Suppose now that the statement is true for some integer $k\geq1$. For convenience, we introduce the operator $\newcommand{\LL}{{\mathcal L}}\LL$ by $$\LL(x)_n=x_{n+1}-\left(q+\frac A{n+1}\right)x_n-\frac Bn x_{n-1}\mbox{ for }n\geq1,\mbox{ if }x=(x_0,x_1,...).$$ We use the Landau symbol $O$: We write $O(n^{-g})$ to indicate any sequence $x_n$ for which there exists a constant $K$ such that $|x_n|\leq K n^{-g}$ for all $n\geq1$. Observe that $x_n=O(n^{-g})$ implies $\LL(x)_n=O(n^{-g})$.

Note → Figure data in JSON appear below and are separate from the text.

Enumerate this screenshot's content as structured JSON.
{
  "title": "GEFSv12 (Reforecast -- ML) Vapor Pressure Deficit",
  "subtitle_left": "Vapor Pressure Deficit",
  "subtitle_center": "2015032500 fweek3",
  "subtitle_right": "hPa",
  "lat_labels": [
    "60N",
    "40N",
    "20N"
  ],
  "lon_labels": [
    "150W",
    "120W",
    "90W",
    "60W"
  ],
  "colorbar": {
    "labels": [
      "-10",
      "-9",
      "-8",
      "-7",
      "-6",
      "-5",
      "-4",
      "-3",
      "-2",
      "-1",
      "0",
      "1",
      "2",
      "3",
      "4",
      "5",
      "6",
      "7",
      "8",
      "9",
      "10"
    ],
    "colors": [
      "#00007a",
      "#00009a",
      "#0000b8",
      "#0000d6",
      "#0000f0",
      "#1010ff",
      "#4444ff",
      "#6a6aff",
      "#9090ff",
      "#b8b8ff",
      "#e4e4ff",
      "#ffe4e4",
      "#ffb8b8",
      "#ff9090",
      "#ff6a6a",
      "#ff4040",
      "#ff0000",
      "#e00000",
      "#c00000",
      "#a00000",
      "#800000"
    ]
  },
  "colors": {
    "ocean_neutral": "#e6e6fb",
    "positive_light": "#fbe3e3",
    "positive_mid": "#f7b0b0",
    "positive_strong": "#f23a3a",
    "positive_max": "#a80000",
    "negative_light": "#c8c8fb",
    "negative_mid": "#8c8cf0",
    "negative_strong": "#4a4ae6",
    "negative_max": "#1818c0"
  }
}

By the induction hypothesis, we have $a_n=f_k(n)+O(n^{-k})$ for a certain positive integer $k$. Since $\LL(a)_n=C$ for all $n$, we have $\LL(f_k)_n=C+O(n^{-k})$. Now $f_k(n)$ is a polynomial in $1/n$ and therefore, by using Taylor expansions at $n=\infty$, $\LL(f_k)_n$ can be expanded in a convergent series in powers of $1/n$. By truncating this series, we find that $\LL(f_k)_n=C+h_k\,n^{-k}+O(n^{-k-1})$ with a certain coefficient $h_k$. Now we put $$f_{k+1}(n)=f_k(n)-\frac{h_k}{1-q}n^{-k}$$ and find that $\LL(f_{k+1})_n=C+O(n^{-k-1})$. This implies that $\LL(a-f_{k+1})_n=O(n^{-k-1})$. Now we can apply Claim 2 and obtain that $a_n-f_{k+1}(n)=O(n^{-k-1})$ as wanted. This completes the induction.